Summary: This paper studies Reddit’s Automod, a rule-based moderator for Reddit that automatically filters content on subreddits, and can be customized by the moderators to suit each subreddit. The paper sought to understand how moderators use Automod, and what advantages and challenges it presented. The paper discusses these findings in detail and the authors found that: there was a need for audit tools to tune the performance of Automod, a repository for sharing these tools, and for improving the division of labor between human and machine decision making. They concluded with a discussion of the sociotechnical practices that shape the use of the tools, how they help workers maintain their communities, and the challenges and limitations, as well as solutions that may help address them.

Reflection:

I appreciate that the authors were embedded within the Reddit community for over one year and provides concrete recommendations for creators of new and existing platforms, for designers and researchers interested in automated content moderation, for scholars of platform governance, and for content moderators themselves.

I also appreciate the deep and thorough qualitative nature of the study, along with the screenshots, however the paper may be too long and too detailed in some aspects. I wish there was a “mini” version of this paper. The quotes themselves were exciting and exemplary of problems the users faced.

The finding that different subreddits configured and used subreddits was interesting and I wonder how much a moderators’ skills and background affects whether and in what ways they configure and use Automod. Lastly, the conclusion is very valuable and especially as it is targeted towards different groups within and outside of academia.

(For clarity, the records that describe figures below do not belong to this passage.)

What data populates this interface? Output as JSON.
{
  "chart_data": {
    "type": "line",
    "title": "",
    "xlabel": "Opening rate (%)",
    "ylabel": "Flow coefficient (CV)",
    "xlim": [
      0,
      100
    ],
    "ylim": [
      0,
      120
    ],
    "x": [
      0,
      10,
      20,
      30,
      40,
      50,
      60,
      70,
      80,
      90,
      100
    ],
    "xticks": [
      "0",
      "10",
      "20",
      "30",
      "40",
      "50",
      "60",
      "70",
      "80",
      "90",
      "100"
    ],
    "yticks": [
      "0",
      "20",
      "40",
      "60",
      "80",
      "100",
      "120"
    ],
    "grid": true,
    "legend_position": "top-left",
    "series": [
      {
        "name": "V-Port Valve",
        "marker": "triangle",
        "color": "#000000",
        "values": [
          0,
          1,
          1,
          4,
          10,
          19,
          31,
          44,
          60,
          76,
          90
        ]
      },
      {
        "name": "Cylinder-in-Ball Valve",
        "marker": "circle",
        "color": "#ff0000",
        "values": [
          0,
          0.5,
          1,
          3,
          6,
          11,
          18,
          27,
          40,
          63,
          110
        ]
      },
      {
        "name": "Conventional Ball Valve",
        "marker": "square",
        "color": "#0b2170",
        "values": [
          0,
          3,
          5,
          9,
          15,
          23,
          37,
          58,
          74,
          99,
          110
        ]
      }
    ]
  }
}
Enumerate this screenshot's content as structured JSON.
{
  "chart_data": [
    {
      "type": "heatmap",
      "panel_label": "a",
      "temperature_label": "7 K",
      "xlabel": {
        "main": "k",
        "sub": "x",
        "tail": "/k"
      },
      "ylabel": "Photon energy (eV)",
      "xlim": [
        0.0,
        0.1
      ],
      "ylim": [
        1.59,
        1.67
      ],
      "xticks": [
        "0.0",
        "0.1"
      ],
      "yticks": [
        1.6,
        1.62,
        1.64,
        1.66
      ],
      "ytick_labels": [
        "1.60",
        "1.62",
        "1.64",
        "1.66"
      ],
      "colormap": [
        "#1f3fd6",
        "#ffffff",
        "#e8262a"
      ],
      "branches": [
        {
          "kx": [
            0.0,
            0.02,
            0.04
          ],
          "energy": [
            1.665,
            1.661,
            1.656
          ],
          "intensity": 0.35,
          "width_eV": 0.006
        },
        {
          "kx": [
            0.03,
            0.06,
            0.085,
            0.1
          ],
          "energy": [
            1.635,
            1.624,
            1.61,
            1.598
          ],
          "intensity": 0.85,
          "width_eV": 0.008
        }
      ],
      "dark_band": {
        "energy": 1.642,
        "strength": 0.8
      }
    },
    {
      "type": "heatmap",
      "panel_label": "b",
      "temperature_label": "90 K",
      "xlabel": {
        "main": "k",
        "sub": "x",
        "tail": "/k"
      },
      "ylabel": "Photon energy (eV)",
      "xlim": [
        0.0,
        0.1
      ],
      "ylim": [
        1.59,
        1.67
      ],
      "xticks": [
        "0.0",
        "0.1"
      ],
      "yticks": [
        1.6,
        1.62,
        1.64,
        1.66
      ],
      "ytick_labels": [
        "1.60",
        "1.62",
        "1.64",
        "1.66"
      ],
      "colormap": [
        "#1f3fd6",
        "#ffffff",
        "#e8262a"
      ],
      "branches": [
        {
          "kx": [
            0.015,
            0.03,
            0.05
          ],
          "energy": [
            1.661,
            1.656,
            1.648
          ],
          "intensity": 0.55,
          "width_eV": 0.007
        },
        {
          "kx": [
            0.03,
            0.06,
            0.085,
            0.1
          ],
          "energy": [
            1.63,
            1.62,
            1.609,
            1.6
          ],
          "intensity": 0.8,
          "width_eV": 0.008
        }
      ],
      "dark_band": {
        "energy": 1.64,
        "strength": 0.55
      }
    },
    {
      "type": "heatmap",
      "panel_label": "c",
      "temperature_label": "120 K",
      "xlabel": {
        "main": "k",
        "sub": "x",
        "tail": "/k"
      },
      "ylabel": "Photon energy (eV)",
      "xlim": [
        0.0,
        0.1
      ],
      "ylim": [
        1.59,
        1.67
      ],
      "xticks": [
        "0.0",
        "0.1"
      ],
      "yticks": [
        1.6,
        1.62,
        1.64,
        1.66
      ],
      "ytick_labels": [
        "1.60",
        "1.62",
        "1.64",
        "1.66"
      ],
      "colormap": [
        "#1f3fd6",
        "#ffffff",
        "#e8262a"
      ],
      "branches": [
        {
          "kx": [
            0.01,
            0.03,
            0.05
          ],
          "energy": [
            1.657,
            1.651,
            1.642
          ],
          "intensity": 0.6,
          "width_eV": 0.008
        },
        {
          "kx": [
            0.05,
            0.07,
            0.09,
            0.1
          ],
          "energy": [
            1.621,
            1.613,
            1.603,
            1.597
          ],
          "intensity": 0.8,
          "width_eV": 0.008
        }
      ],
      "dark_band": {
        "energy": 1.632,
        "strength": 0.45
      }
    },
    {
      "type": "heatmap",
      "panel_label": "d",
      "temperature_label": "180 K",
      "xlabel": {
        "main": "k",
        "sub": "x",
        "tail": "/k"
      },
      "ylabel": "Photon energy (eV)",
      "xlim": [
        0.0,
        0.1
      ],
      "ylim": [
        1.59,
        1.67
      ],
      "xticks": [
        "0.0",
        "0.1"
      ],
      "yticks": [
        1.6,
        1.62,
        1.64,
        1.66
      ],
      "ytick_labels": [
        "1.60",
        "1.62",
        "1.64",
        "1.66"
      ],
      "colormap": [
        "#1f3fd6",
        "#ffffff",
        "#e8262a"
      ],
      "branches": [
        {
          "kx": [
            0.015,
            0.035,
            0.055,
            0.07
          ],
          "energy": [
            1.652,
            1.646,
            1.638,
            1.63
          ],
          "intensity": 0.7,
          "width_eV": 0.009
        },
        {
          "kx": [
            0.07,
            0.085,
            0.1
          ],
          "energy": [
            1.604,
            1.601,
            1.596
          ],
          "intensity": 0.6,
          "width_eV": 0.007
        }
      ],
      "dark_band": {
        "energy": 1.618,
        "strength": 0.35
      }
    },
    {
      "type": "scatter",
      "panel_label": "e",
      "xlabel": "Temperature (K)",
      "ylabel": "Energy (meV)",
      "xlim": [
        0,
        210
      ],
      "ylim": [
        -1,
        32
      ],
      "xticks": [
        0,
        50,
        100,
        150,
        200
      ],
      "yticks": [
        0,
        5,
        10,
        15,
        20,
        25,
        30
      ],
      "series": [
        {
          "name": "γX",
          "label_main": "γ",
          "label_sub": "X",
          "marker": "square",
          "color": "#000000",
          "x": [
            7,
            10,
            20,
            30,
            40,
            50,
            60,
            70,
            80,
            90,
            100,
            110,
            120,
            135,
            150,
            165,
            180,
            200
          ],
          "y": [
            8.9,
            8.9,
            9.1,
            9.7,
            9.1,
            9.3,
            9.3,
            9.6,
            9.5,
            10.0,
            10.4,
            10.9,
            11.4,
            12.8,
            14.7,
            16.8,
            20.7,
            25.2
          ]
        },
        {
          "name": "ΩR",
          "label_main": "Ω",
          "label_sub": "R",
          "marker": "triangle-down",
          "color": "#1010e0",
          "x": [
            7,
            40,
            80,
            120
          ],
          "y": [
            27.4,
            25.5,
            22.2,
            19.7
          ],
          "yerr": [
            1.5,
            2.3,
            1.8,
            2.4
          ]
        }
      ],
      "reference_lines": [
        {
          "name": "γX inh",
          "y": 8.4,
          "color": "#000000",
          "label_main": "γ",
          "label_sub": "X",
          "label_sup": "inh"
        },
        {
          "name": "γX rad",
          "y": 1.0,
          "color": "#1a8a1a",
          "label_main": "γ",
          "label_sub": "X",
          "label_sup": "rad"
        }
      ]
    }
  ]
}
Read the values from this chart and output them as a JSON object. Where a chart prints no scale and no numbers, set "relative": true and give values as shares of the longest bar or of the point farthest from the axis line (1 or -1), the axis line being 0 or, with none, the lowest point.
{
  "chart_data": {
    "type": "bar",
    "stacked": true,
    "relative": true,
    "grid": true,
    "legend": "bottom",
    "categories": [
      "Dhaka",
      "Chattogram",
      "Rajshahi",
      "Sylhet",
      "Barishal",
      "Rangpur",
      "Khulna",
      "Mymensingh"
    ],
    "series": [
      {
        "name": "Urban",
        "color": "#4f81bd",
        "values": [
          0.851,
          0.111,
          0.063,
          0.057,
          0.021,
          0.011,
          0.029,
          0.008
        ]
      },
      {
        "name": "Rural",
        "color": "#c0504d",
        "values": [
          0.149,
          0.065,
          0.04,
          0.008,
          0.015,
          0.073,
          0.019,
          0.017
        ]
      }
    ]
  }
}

Two themes that emerged, “Becoming/continuing to be a moderator” and “recruiting new moderators” sound interesting, but I wonder why it was left out of the results. The paper does not provide any explanation in regards to this.

Questions:

How do you subreddits might differ in their use of Automod based on their technical abilities?
How can we teach people to use Automod better?
What are the limitations of Automod? How can they be overcome through ML methods?